L’accoglienza in Grecia. In Grecia, accusa Msf, “non solo le autorità non hanno organizzato un sistema di accoglienza adeguato e umano, ma hanno anche impedito attivamente alle organizzazioni umanitarie di intervenire per coprire le lacune”. Negli ultimi mesi, spiegano gli operatori, le equipe di Msf a Kos, Lesbo e Leros hanno lottato senza tregua per ottenere l’autorizzazione a fornire assistenza umanitaria ai nuovi arrivati. “A Kos – sottolineano – a ottobre arrivavano 200-500 persone ogni giorno, ma non esiste ancora un servizio di accoglienza e le autorità continuano a opporsi alla creazione di una qualunque struttura di ricezione o transito. Le autorità greche hanno fallito anche nel fornire accesso tempestivo alle procedure di registrazione e alle informazioni sulle procedure di asilo e i servizi di base”.
“Abbiamo visto donne incinte e bambini in fila per giorni nel fango, bagnati fradici sotto la pioggia battente, senza alcuna protezione, alcuni con indosso soltanto una t-shirt. Le persone non possono più stare in piedi perché i loro piedi sono gonfi. La polizia non permette loro di lasciare la fila per avere accesso alle cure mediche. È assolutamente disumano”, racconta un coordinatore Msf a Lesbo.
Tra giugno e novembre 2015, due terzi dei pazienti di Msf in Grecia soffrivano di infezioni alle vie respiratorie, malattie della pelle e traumi, tutti legati alle condizioni di pericolo e scarsa igiene in cui stavano vivendo. La situazione – già preoccupante in estate – è peggiorata con il freddo e la pioggia dell’inverno. Tra luglio e ottobre le infezioni respiratorie sono aumentate del 160%.

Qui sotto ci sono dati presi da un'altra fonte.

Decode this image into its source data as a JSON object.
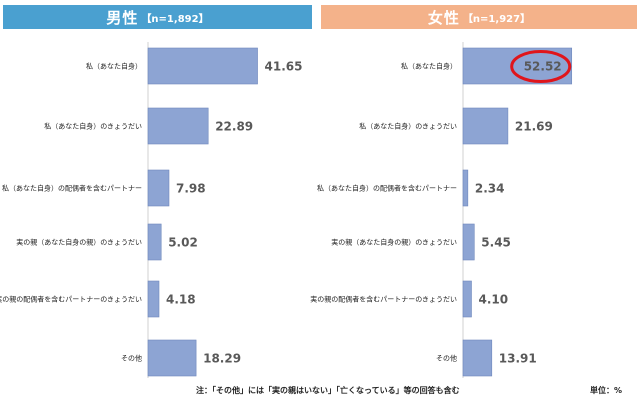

L’accoglienza in Italia. L’Italia, una delle principali vie di accesso per richiedenti asilo e migranti negli ultimi anni, secondo l’analisi dell’organizzazione “ha un sistema di accoglienza funzionante ma largamente insufficiente, che non riesce a provvedere in modo adeguato ai nuovi arrivi. All’arrivo le persone sono generalmente stipate in centri sovraffollati con scarso accesso a servizi essenziali come assistenza medica, assistenza psicologica, supporto legale e amministrativo”. L’organizzazione denuncia la mancanza mediatori culturali qualificati e interpreti che potrebbero aiutare i nuovi arrivati a dare un senso a ciò che stanno vivendo e adattarsi alla vita in Europa.
Alla fine del 2015, Msf ha lasciato il Centro di primo soccorso e accoglienza di Pozzallo, designato come hotspot dall’Ue, “perché le condizioni poco dignitose e inumane nel centro hanno reso insostenibile la collaborazione con le autorità locali. A Pozzallo, la priorità delle autorità è identificare i nuovi arrivati – critica Msf – più che rispondere ai loro bisogni medici e umanitari, e questo ha reso difficile per medici, infermieri e psicologi fare il proprio lavoro”.
Per Msf “la maggior parte delle patologie riconstrate potevano essere facilmente prevenute se gli stati europei avessero garantito un passaggio sicuro e un sistema di accoglienza adeguato”.